2018 single by Anuel AA and Haze

"Amanece" (English: "Dawn") is a song by Puerto Rican rapper Anuel AA and Puerto Rican producer and songwriter Fino como el Haze, simply known as Haze. It was released through House of Haze and Cinq Music Group on December 14, 2018. Anuel AA and Fino como el Haze wrote the song alongside Puerto Rican rapper and singer Jhayco.

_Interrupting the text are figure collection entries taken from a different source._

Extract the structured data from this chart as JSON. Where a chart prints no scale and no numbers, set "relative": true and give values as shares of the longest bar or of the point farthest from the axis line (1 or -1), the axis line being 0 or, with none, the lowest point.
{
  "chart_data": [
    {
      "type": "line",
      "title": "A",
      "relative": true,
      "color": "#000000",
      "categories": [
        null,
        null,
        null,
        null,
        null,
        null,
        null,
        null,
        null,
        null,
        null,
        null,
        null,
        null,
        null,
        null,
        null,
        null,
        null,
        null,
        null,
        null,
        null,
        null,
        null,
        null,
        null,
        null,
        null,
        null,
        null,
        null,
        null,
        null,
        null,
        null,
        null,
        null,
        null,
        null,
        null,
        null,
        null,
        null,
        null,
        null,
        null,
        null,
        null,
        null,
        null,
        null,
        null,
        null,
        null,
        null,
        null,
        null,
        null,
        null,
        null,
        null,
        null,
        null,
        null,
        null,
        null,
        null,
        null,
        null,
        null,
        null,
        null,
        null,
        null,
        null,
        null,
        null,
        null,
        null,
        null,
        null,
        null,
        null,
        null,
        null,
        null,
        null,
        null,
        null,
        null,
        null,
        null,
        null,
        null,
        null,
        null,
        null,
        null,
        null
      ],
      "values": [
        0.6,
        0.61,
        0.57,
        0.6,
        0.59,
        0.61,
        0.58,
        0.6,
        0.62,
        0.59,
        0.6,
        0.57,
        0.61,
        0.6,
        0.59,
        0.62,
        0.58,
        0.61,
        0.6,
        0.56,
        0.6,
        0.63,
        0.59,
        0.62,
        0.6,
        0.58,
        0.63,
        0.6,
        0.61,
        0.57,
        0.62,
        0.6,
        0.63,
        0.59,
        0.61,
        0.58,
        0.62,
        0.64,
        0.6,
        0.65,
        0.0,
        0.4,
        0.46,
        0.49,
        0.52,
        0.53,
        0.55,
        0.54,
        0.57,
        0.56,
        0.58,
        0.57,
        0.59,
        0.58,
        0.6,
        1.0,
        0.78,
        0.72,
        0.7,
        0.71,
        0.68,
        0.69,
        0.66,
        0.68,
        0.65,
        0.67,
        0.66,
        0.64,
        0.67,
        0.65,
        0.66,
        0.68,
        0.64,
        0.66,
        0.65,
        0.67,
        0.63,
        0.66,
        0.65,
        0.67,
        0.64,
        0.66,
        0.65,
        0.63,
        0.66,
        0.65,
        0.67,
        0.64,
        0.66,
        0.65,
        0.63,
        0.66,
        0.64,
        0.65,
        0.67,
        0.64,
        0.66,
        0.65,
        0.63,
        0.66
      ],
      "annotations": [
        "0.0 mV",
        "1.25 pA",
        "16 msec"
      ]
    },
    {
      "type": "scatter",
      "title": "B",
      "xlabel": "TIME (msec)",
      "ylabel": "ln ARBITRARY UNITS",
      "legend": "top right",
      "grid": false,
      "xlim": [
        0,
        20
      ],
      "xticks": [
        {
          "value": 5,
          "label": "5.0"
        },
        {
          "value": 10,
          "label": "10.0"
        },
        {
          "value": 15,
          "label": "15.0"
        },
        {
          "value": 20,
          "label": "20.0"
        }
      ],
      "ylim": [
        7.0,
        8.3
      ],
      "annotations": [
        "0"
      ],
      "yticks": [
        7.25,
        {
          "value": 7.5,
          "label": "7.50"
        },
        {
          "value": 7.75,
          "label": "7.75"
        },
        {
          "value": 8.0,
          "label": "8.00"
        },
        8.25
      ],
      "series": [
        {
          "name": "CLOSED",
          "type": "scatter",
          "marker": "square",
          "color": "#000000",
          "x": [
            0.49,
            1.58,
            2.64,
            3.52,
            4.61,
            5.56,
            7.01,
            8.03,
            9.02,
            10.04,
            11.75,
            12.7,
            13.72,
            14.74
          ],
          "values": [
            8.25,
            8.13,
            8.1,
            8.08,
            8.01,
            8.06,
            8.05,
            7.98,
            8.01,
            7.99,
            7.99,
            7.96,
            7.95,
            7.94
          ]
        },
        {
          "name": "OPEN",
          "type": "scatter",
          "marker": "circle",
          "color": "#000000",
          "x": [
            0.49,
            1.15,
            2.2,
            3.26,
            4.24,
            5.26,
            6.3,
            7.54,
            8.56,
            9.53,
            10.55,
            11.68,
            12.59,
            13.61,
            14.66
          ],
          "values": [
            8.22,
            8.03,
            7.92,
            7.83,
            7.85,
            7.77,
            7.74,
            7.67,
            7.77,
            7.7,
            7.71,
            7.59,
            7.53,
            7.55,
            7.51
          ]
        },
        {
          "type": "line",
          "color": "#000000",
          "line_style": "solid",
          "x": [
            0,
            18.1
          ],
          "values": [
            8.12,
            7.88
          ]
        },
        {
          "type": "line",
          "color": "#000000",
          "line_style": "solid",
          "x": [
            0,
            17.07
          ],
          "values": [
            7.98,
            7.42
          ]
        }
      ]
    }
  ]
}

== Background and composition==
In October, 2018, Anuel AA posted a preview for his upcoming single with Puerto Rican producer Fino como el Haze titled "Amanece". In the song, Anuel AA sings about a woman with whom he wants to enjoy an entire night until dawn. He also name-drops songs from fellow artists, such as Karol G's Mi Cama and Becky G's "Sin Pijama": Y como Karol G en mi cama / Como Becky G sin pijama.

== Music video ==
The music video for "Amanece" was released on December 14, 2018, at the same day the song came out, in Anuel AA's YouTube channel. It reached more than 850 million views.

== Charts ==

Chart performance for "Amanece"
| Chart (2018) | Peak position |
|---|---|
| Argentina (Argentina Hot 100) | 17 |
| Dominican Republic (Monitor Latino) | 20 |
| Mexico Espanol Airplay (Billboard) | 46 |
| Nicaragua (Monitor Latino) | 9 |
| Spain (PROMUSICAE) | 4 |
| US Latin Airplay (Billboard) | 46 |
| US Latin Pop Airplay (Billboard) | 39 |
| US Latin Rhythm Airplay (Billboard) | 24 |
| US Hot Latin Songs (Billboard) | 11 |
| US Latin Digital Song Sales (Billboard) | 5 |

==Certifications==

Certifications and sales for "Amanece"
| Region | Certification | Certified units/sales |
| Italy (FIMI) | Gold | 50,000^{‡} |
| Spain (PROMUSICAE) | 7× Platinum | 700,000^{‡} |
| United States (RIAA) | 47× Platinum (Latin) | 2,820,000^{‡} |
^{‡} Sales+streaming figures based on certification alone.